Reported hypotheticals have been used in other grim chronicles such as Outside Magazine’s 1997 story “Frozen Alive,” about freezing to death; a passage of Kathryn Schulz’s 2015 New Yorker essay “The Really Big One” about the risks of a large earthquake; and the 2024 Annie Jacobsen book “Nuclear War: A Scenario,” about how nuclear warfare could transpire. The first two stories also are written in second person.
Many readers, including physicians, praised the Atlantic essay, writing that its evocative writing and storytelling forced readers to grapple with the impact of vaccine hesitancy. “Read this while holding my almost-one-month-old, and it absolutely wrecked me. What a powerful and important piece,” one commenter wrote. “Tragically realistic story exquisitely described by Ms. Breunig,” wrote another. “I’m a pediatrician who has never seen a case of measles but am awaiting my first one.”
Others, however, expressed their confusion in the essay’s comments. “The fact that readers in the discussion are unsure of whether this is a true story or fiction highlights a fundamental failure on the part of the author, and the editor,” one reader wrote.
“I know the internet is full of made up stuff, but I trusted the Atlantic,” another reader wrote. “I feel foolish that I told my husband about this as if it were the truth. Glad I didn’t share it with my sisters. We are all pro vaccines, and I’m concerned this story masquerading as a first person memoir will encourage people on the edge to blow off vaccines.”

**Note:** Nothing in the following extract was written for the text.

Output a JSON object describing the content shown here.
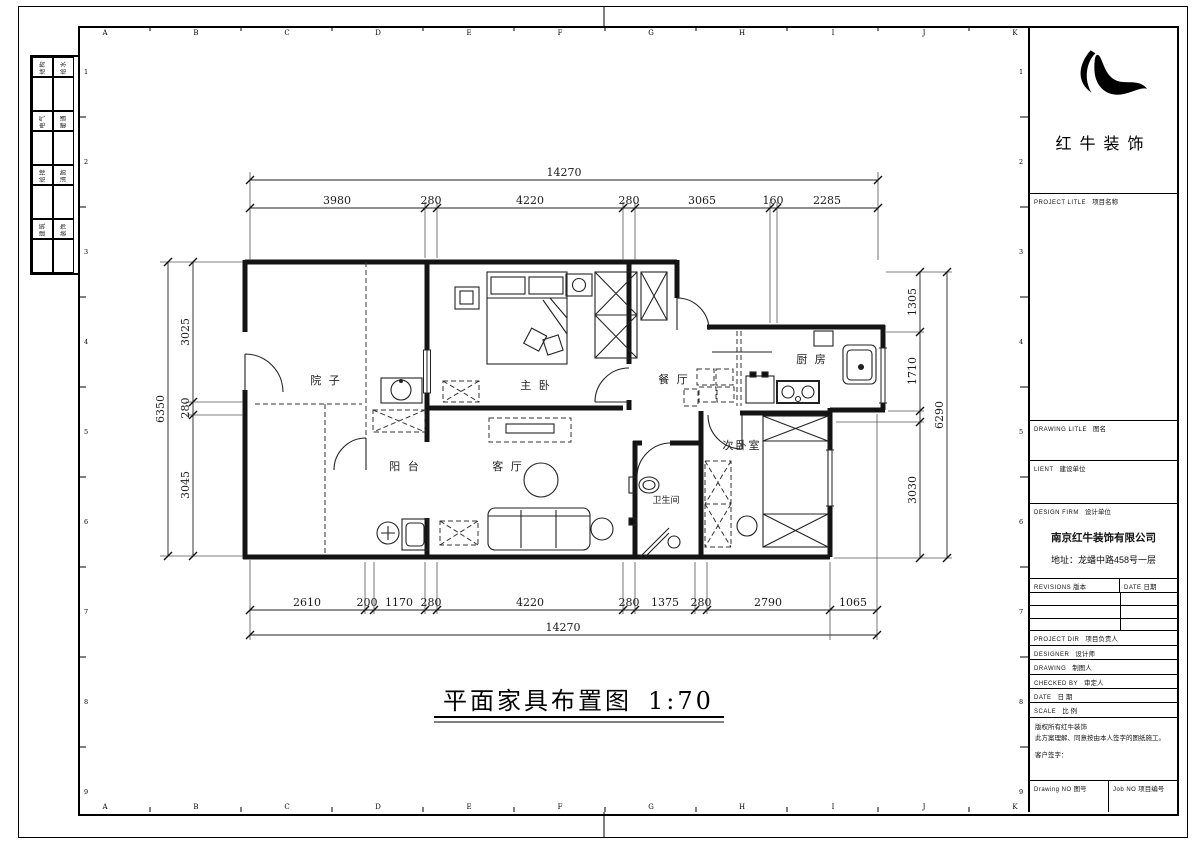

Tom Rosenstiel, a professor at University of Maryland’s Philip Merrill College of Journalism and former executive director of the American Press Institute, felt the piece did the reader a disservice by not being fully transparent about they were about to read. He said the Atlantic needed to clearly explain the unusual choices in the story upfront, avoiding deception.
“Any time you’re answering questions about why you did something in the story after you’ve published it, you’re in a bad place,” he said.

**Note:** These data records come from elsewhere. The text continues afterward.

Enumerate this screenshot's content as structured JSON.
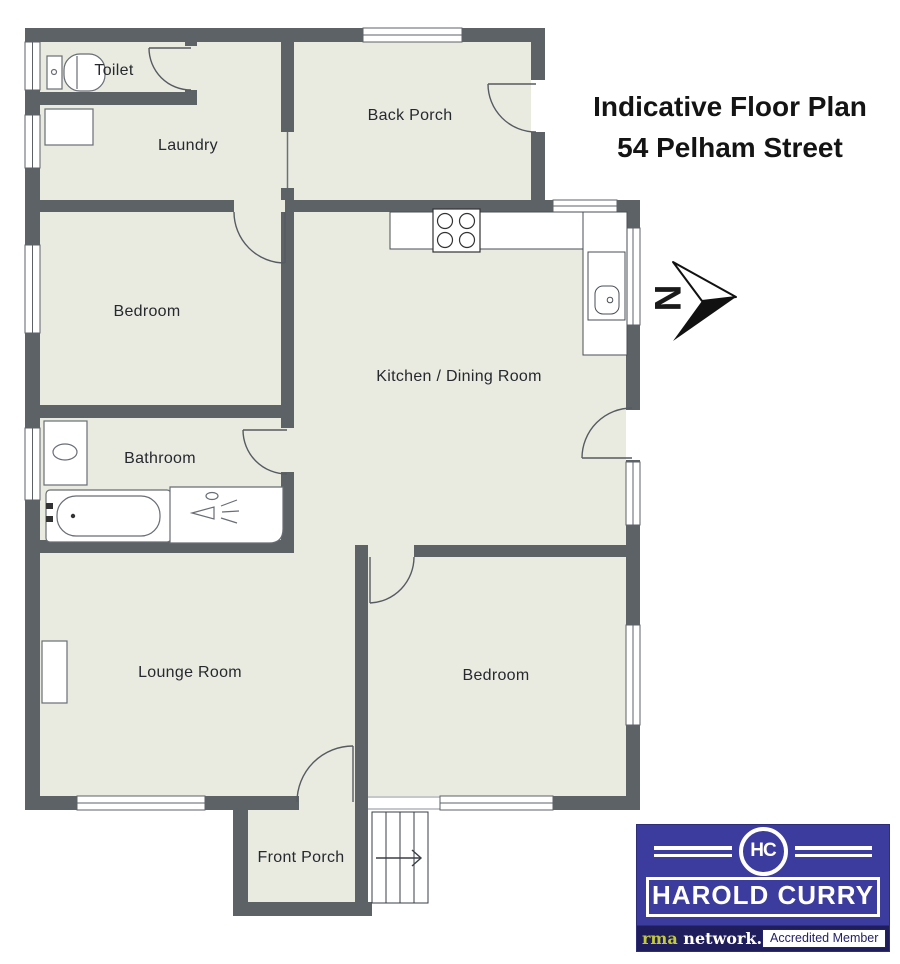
{
  "title": {
    "line1": "Indicative Floor Plan",
    "line2": "54 Pelham Street"
  },
  "rooms": [
    {
      "label": "Toilet"
    },
    {
      "label": "Laundry"
    },
    {
      "label": "Back Porch"
    },
    {
      "label": "Bedroom"
    },
    {
      "label": "Kitchen / Dining Room"
    },
    {
      "label": "Bathroom"
    },
    {
      "label": "Lounge Room"
    },
    {
      "label": "Bedroom"
    },
    {
      "label": "Front Porch"
    }
  ],
  "compass": {
    "letter": "N"
  },
  "logo": {
    "monogram": "HC",
    "name": "HAROLD CURRY",
    "network_bold": "rma",
    "network_rest": " network.",
    "accredited": "Accredited Member"
  },
  "colors": {
    "wall": "#5d6267",
    "floor": "#e9ebe1",
    "logo_blue": "#3c3b9e",
    "bar_navy": "#201d5c",
    "rma_yellow": "#c3ca39"
  }
}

Some physicians argued the uncertainty around the essay could fan distrust of vaccines. Angela Rasmussen, a virologist at the University of Saskatchewan who edits the journal “Vaccine,” said she found the essay scientifically sound but extremely confusing. She initially believed the essay was about Bruenig’s real child and felt the essay could backfire. “We need effective communicators like this,” she said. “But if that effective communication is being presented in such a way that it actually diminishes trust further, then we’re in real trouble.”
Rachael Bedard, a physician and writer, called herself an admirer of Bruenig, but expressed similar concerns in a series of posts on X.
“One of the things that people who have actually interacted [with] anti-vaxxers know is that they often think the liberal media is lying to them about how bad measles is,” she wrote, writing that the Atlantic’s presentation of this essay as anything other than fiction “affirms all of those concerns.”
Bruenig, in an interview with the website Nieman Lab, defended the structure of her essay. “It is a hypothetical account of a very real phenomenon based on careful reporting,” she said. “I would place it somewhere on the creative nonfiction spectrum.” She said that she interviewed doctors for her piece, and based the character of the mother on herself.
“I have no doubt that there are a lot of people out there who are unhappy with the story or reject its premises, and they are entitled to their interpretations. I get it,” she said. “But my job is to report the truth about the world — and I use all kinds of literary, and narrative devices to do that. I do it because telling the truth is important in its own right, whether or not anyone finds it persuasive.”